In the last 30 days, a single individual in the Raleigh/Durham area has managed to bypass the security protocols at two area companies and two government facilities. (Read more about that here.) Recently, I attended an invitation-only business reception at a local restaurant when an uninvited guest joined the group and began networking when she clearly did not belong. In both cases the individuals were successful in penetrating the closed spaces by acting like they belonged until such time that it was realized that they did not.
We are not talking about facilities that don’t understand the principles of security, a comprehensive security program, or layers of security. They get it, and they have solid security programs and protocols. How could this happen, and how can we stop it from happening again?
Answering these questions and addressing the conflicting forces in the workplace that lead to security breaches of this type requires an understanding of human nature and the laws of complacency and diminishing returns. First we need to begin with Billy Green’s Security 101 lesson that does such a good job describing the concept of security. Security is protection from injury or loss caused by the deliberate actions of people. It all boils down to people and intent, and this is true whether we are talking about physical security or cyber security. In these recent events, there was a motivated person who wanted something (physical asset, intelligence, electronic assets, damage to reputation) and believed he had a good chance at being successful in attaining it without negative consequences.
What he wanted is irrelevant, and we should instead focus on how access was obtained in order to identify vulnerabilities and anticipate future events.
According to the Information Bulletin put out by the North Carolina Information Sharing and Analysis Center (NC ISAAC), the individual was confronted by security and escorted off the premises. In addition it is believed that the individual either entered a door by following closely behind an employee of the company/agency who had the appropriate access (piggy-backing) or used social engineering techniques to gain entry into areas that were controlled spaces.
Social engineering is the art of manipulating people into performing actions or divulging confidential, sensitive, or controlled information. In the workplace it is a method of trickery or deception for the purpose of gathering information, committing fraud, or gaining access to computer systems or other assets. The effective social engineer is an astute student of human nature and adapts to the environment to develop a level of trust and capitalize on human vulnerabilities and nature. (Source: Wikipedia)
None of us is completely immune to social engineering because as human beings we tend respond to stimuli in predictable ways depending on our age, experience, training, and other characteristics, and that is what the social engineer is counting on. In addition, the social engineer is most successful if they are adept at changing their manner and demeanor based on the situation. Studies show that a female voice is more effective in generating information from men, and a young inexperienced employee will be more responsive to someone who appears to have authority.

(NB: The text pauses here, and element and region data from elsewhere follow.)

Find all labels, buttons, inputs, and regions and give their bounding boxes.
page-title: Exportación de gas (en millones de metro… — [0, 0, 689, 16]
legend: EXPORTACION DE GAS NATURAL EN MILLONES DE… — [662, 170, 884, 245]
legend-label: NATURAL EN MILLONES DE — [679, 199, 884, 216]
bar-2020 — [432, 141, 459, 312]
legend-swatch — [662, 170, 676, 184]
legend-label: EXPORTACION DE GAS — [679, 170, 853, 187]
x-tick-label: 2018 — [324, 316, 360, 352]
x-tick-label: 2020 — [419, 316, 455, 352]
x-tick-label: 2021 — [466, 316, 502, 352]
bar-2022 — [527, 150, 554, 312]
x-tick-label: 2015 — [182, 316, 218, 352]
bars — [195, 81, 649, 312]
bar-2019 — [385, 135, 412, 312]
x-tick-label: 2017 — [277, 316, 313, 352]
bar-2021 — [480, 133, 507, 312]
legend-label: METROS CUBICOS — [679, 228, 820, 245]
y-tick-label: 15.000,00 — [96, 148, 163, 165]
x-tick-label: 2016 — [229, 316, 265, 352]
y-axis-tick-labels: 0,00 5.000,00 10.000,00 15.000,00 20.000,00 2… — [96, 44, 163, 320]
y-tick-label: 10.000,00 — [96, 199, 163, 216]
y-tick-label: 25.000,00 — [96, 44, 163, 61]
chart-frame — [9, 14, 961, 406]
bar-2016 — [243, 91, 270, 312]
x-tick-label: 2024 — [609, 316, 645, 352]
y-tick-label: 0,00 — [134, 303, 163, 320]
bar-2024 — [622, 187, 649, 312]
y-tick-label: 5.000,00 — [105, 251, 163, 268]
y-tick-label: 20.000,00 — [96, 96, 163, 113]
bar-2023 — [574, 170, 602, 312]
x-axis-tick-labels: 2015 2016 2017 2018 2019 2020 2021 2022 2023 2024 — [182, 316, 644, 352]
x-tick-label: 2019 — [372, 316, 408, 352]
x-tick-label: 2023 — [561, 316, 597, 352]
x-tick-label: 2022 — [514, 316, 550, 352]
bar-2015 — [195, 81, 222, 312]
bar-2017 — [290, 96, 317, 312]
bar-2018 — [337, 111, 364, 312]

How someone dresses, how they behave, what accessories or equipment they carry – all of these non-verbal features affect the response a social engineer is going to get.
The ability of an employee to easily separate those who belong within the work environment and those who don’t is a powerful tool to counter the attempts by an outsider. If only visitors wear identification badges, they can “become” an employee simply by removing their badge. If contractors are not required to wear badges, someone just needs to look like a contractor to easily blend in with the population.
The social engineer will use their persuasive skills to convince someone to give them what they want. The same traits that you may value in your employees are tools for the social engineer including:
- Good customer service and helpful responses
- Belief that most people are good and are looking for good
- Fear of being made to look foolish or the desire to belong
- Efficient, bypassing security protocols to get more done faster
- Assumption that everyone thinks like I do (if I obey the rules than everyone else will too)
Effective social engineering countermeasures begin with first understanding human nature and how the law of diminishing returns will affect your employees’ responses to security events. Over time, human beings who have been oriented or trained in certain concepts or expectations will reach a certain level of performance followed by a decline in effectiveness or an increase in complacency.
In order for a company to have a chance of protecting critical assets, security awareness training and reinforcement needs to be continual process.
George Bernard Shaw once said that “The single biggest problem in communication is the illusion that it has taken place.” It is not reasonable to expect that employees will understand their responsibilities as they pertain to company assets based on a single briefing on security at orientation. Security programs protect the reputation, people, and hard and soft assets of the company that provide the income generation for the business to exist.
Has your management communicated to its stakeholders that the security program exists to protect them and the company’s ability to compete?
Employees expect there to be a method to lock their office, suite, or building. Other security tools such as lighting, cameras, and access control devices are the norm in today’s workplace and are elements of a comprehensive security program.
Do your employees recognize that they play a key role in the company’s security program and their own protection? Or do they view security as a game that someone came up with to make their job more difficult?
The security breaches described in this article were recognized by quick acting people who understood their responsibilities in the protection of the assets. Some of them were security professionals but in most cases of social engineering, it will not be your security employees who are approached by someone trying to elicit information. The employee who will “give away the farm” in most cases will be someone who is trying to do a really good job for the company by providing information or a good customer experience, responding to a command, enhancing their value, or looking for a way to move up in the organization by helping someone out. The moral of this story is security is everyone’s business. Good security begins with understanding what the company’s assets are and sharing the responsibilities for protecting them with all the stakeholders through awareness, training, responsibility, and accountability.